Lawyers for Utah counter that there is no fundamental right to same-sex marriage. They say regulation of marriage is within the traditional authority of each state to decide. Under principles of federalism, the national government has no business imposing its view in areas reserved to the states.
Rather than trying to impose a solution through the courts, they say, allowing the issue to proceed on a state-by-state basis through democratic means is more likely to result in compromise and accommodation.
“Public opinion is apparently in flux,” Washington appellate lawyer Gene Schaerr wrote in his brief to the Tenth Circuit on behalf of Utah.

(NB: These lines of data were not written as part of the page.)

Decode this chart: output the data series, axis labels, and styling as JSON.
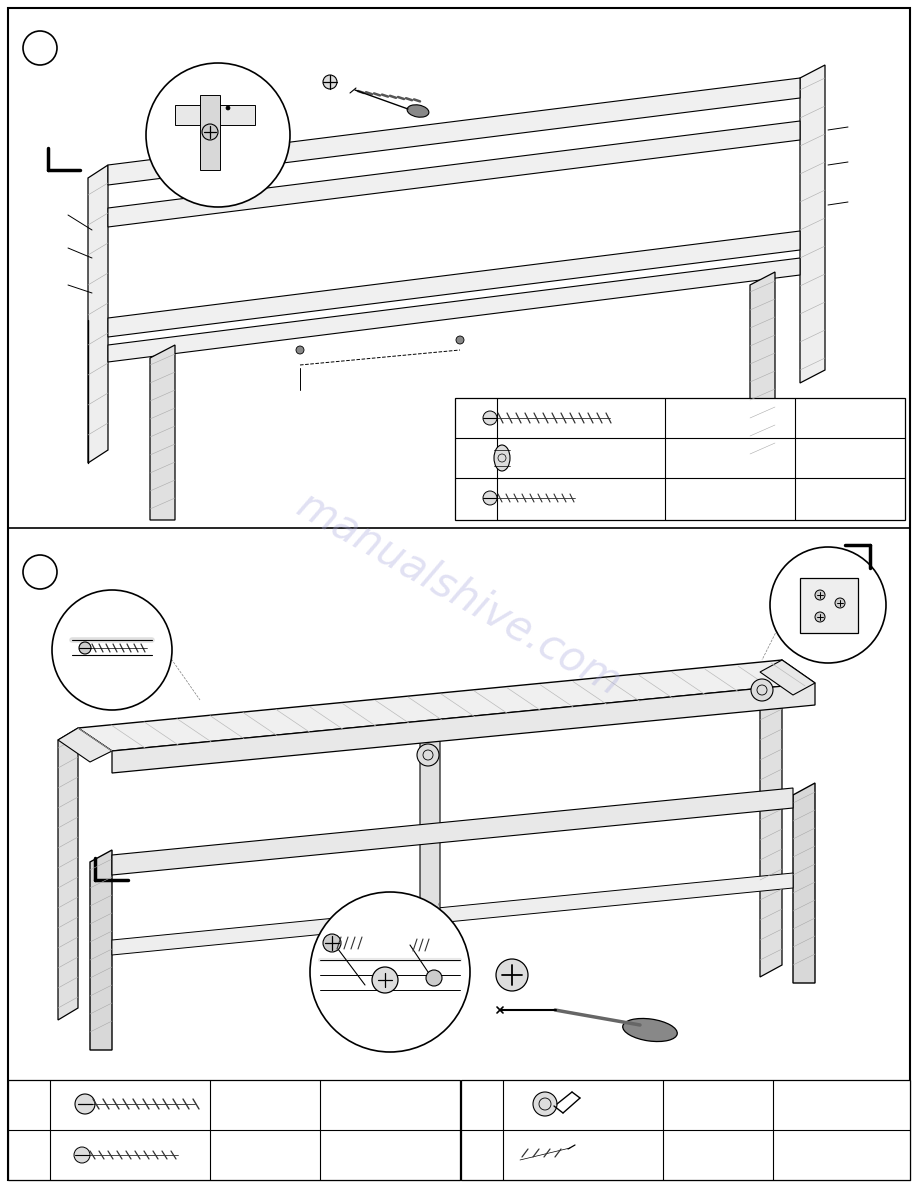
{
  "page_bg": "#ffffff",
  "border_color": "#000000",
  "line_color": "#000000",
  "watermark_color": "#aaaadd",
  "watermark_text": "manualshive.com",
  "watermark_alpha": 0.35
}
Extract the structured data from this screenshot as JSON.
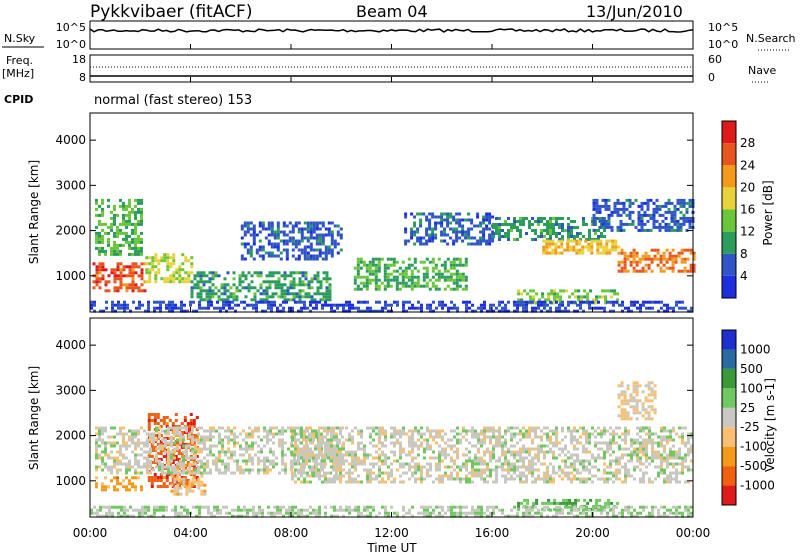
{
  "header": {
    "station": "Pykkvibaer (fitACF)",
    "beam": "Beam 04",
    "date": "13/Jun/2010"
  },
  "side_labels": {
    "nsky": "N.Sky",
    "nsearch": "N.Search",
    "freq_line1": "Freq.",
    "freq_line2": "[MHz]",
    "nave": "Nave",
    "cpid": "CPID",
    "cpid_value": "normal (fast stereo) 153"
  },
  "noise_panel": {
    "left_ticks": [
      "10^5",
      "10^0"
    ],
    "right_ticks": [
      "10^5",
      "10^0"
    ]
  },
  "freq_panel": {
    "left_ticks": [
      "18",
      "8"
    ],
    "right_ticks": [
      "60",
      "0"
    ]
  },
  "colors": {
    "power_scale": [
      "#1e2fe0",
      "#2f55c8",
      "#2a9d5c",
      "#6cc63a",
      "#e8d23a",
      "#f39a1c",
      "#e9551e",
      "#e01a1a"
    ],
    "velocity_scale": [
      "#e01a1a",
      "#f06010",
      "#f59a18",
      "#f8c070",
      "#c8c8c0",
      "#70c860",
      "#3a9a3a",
      "#2a6aa0",
      "#1e2fd0"
    ]
  },
  "chart_data": [
    {
      "type": "heatmap",
      "title": "",
      "xlabel": "",
      "ylabel": "Slant Range [km]",
      "x_ticks": [
        "00:00",
        "04:00",
        "08:00",
        "12:00",
        "16:00",
        "20:00",
        "00:00"
      ],
      "y_ticks": [
        "1000",
        "2000",
        "3000",
        "4000"
      ],
      "ylim": [
        200,
        4600
      ],
      "colorbar": {
        "label": "Power [dB]",
        "ticks": [
          "4",
          "8",
          "12",
          "16",
          "20",
          "24",
          "28"
        ],
        "range": [
          0,
          32
        ]
      },
      "regions": [
        {
          "x": [
            0.1,
            2.2
          ],
          "y": [
            700,
            1300
          ],
          "value": 26
        },
        {
          "x": [
            2.2,
            4.0
          ],
          "y": [
            900,
            1500
          ],
          "value": 16
        },
        {
          "x": [
            0.2,
            2.0
          ],
          "y": [
            1500,
            2700
          ],
          "value": 12
        },
        {
          "x": [
            4.0,
            9.5
          ],
          "y": [
            500,
            1100
          ],
          "value": 10
        },
        {
          "x": [
            6.0,
            10.0
          ],
          "y": [
            1400,
            2200
          ],
          "value": 6
        },
        {
          "x": [
            10.5,
            15.0
          ],
          "y": [
            700,
            1400
          ],
          "value": 12
        },
        {
          "x": [
            12.5,
            16.0
          ],
          "y": [
            1700,
            2400
          ],
          "value": 6
        },
        {
          "x": [
            16.0,
            20.5
          ],
          "y": [
            1800,
            2300
          ],
          "value": 10
        },
        {
          "x": [
            18.0,
            21.0
          ],
          "y": [
            1500,
            1800
          ],
          "value": 20
        },
        {
          "x": [
            21.0,
            24.0
          ],
          "y": [
            1100,
            1600
          ],
          "value": 24
        },
        {
          "x": [
            20.0,
            24.0
          ],
          "y": [
            2000,
            2700
          ],
          "value": 6
        },
        {
          "x": [
            17.0,
            21.0
          ],
          "y": [
            400,
            700
          ],
          "value": 14
        },
        {
          "x": [
            0.0,
            24.0
          ],
          "y": [
            200,
            450
          ],
          "value": 4
        }
      ]
    },
    {
      "type": "heatmap",
      "title": "",
      "xlabel": "Time UT",
      "ylabel": "Slant Range [km]",
      "x_ticks": [
        "00:00",
        "04:00",
        "08:00",
        "12:00",
        "16:00",
        "20:00",
        "00:00"
      ],
      "y_ticks": [
        "1000",
        "2000",
        "3000",
        "4000"
      ],
      "ylim": [
        200,
        4600
      ],
      "colorbar": {
        "label": "Velocity [m s-1]",
        "ticks": [
          "1000",
          "500",
          "100",
          "25",
          "-25",
          "-100",
          "-500",
          "-1000"
        ],
        "range": [
          -1000,
          1000
        ]
      },
      "regions": [
        {
          "x": [
            0.2,
            2.0
          ],
          "y": [
            800,
            1100
          ],
          "value": -400
        },
        {
          "x": [
            2.3,
            4.3
          ],
          "y": [
            900,
            2500
          ],
          "value": -700
        },
        {
          "x": [
            3.2,
            4.6
          ],
          "y": [
            700,
            1400
          ],
          "value": -200
        },
        {
          "x": [
            0.2,
            10.0
          ],
          "y": [
            1200,
            2200
          ],
          "value": 0
        },
        {
          "x": [
            8.0,
            24.0
          ],
          "y": [
            1000,
            2200
          ],
          "value": 0
        },
        {
          "x": [
            17.0,
            21.0
          ],
          "y": [
            400,
            600
          ],
          "value": 300
        },
        {
          "x": [
            21.0,
            22.5
          ],
          "y": [
            2400,
            3200
          ],
          "value": -150
        },
        {
          "x": [
            0.0,
            24.0
          ],
          "y": [
            200,
            450
          ],
          "value": 80
        }
      ]
    }
  ],
  "footer": {
    "time_label": "Time UT"
  }
}
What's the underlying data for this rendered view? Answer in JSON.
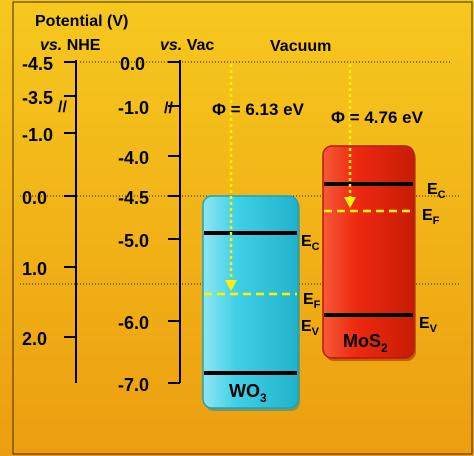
{
  "colors": {
    "background_top": "#f6c81e",
    "background_bottom": "#ec9e10",
    "wo3_fill": "#3fd0e6",
    "mos2_fill": "#ee2a10",
    "fermi_line": "#fff200",
    "arrow": "#fff200",
    "band_edge": "#000000"
  },
  "header": {
    "potential": "Potential (V)",
    "vs_italic": "vs.",
    "nhe_suffix": " NHE",
    "vac_suffix": " Vac",
    "vacuum": "Vacuum"
  },
  "nhe_axis": {
    "ticks": [
      "-4.5",
      "-3.5",
      "-1.0",
      "0.0",
      "1.0",
      "2.0"
    ],
    "break_symbol": "//"
  },
  "vac_axis": {
    "ticks": [
      "0.0",
      "-1.0",
      "-4.0",
      "-4.5",
      "-5.0",
      "-6.0",
      "-7.0"
    ],
    "break_symbol": "//"
  },
  "work_functions": {
    "wo3": "Φ = 6.13 eV",
    "mos2": "Φ = 4.76 eV"
  },
  "wo3": {
    "name_base": "WO",
    "name_sub": "3",
    "ec_base": "E",
    "ec_sub": "C",
    "ef_base": "E",
    "ef_sub": "F",
    "ev_base": "E",
    "ev_sub": "V"
  },
  "mos2": {
    "name_base": "MoS",
    "name_sub": "2",
    "ec_base": "E",
    "ec_sub": "C",
    "ef_base": "E",
    "ef_sub": "F",
    "ev_base": "E",
    "ev_sub": "V"
  }
}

“No one knows what the ultimate outcome will be, either nationally or in any given state. But the fact that different states have thus far chosen different paths is not a sign of political weakness; it is a sign of a healthy and diverse national republic,” he wrote.
The constitutional structure of government is designed in part to foster experimentation and democratic participation within the states during times of rapid social change, Mr. Schaerr said. The federal judge’s decision in Utah, if affirmed, would bring that activity to a “screeching halt,” he said.
Federal imposition of a one-size-fits-all solution, the lawyer said, would alter the balance of power between the states and the national government.
Schaerr said that such an approach would “destroy any opportunity for the kind of democratic compromise and accommodation that could otherwise ultimately produce, in each state, a peaceful and relatively harmonious resolution of what is now, in many places, a highly contentious issue.”
“The state respectfully asks this court to allow the people of Utah to choose for themselves how to strike the proper balance,” Schaerr said in his brief to the Tenth Circuit.
Lawyers for same-sex couples in Utah counter that principles of federalism do not exempt states from the requirement that they uphold the constitutional rights of their citizens.
A state’s power to legislate, adjudicate, and administer all aspects of family law are subject to scrutiny by the federal judiciary, they say.
“Even when regulating in areas that are properly subject to their regulatory authority, states must respect fundamental constitutional rights,” Kathryn Kendell of the National Center for Lesbian Rights wrote in her brief to the Tenth Circuit.
“Indeed, the entire purpose of the Fourteenth Amendment is to prohibit states from exercising their traditional authority in ways that deprive their citizens of liberties guaranteed by the federal Constitution,” she added.
Ms. Kendell quoted Judge Shelby as having correctly framed the question: “The issue the court must address in this case is … not who should define marriage, but the narrow question of whether Utah’s current definition of marriage is permissible under the Constitution.”
Much of this posturing is based on a few paragraphs written by Justice Anthony Kennedy in last summer’s Supreme Court decision in US v. Windsor invalidating DOMA.
In that case, the court ruled 5 to 4 that the federal government had improperly intruded into the state’s traditional authority to regulate marriage. At issue was the fact that same-sex couples who had legally married in their home states were nonetheless barred under DOMA from receiving the same federal benefits as opposite-sex spouses.
The court said the federal government had to respect the decisions of the states in conferring equal status and dignity to same-sex married couples.
But what the court did not do is decide the larger, more basic question of whether same-sex couples have a right under the US Constitution to marry or whether that is a decision to be left to each state to determine.
That hasn’t stopped federal judges and lawyers on both sides of the issue from drawing from portions of Justice Kennedy’s decision in the Windsor case to support their legal arguments.
Now the task falls to a three-judge appeals court panel in Denver to assess and judge their work.
The case is Kitchen v. Herbert (13-4178).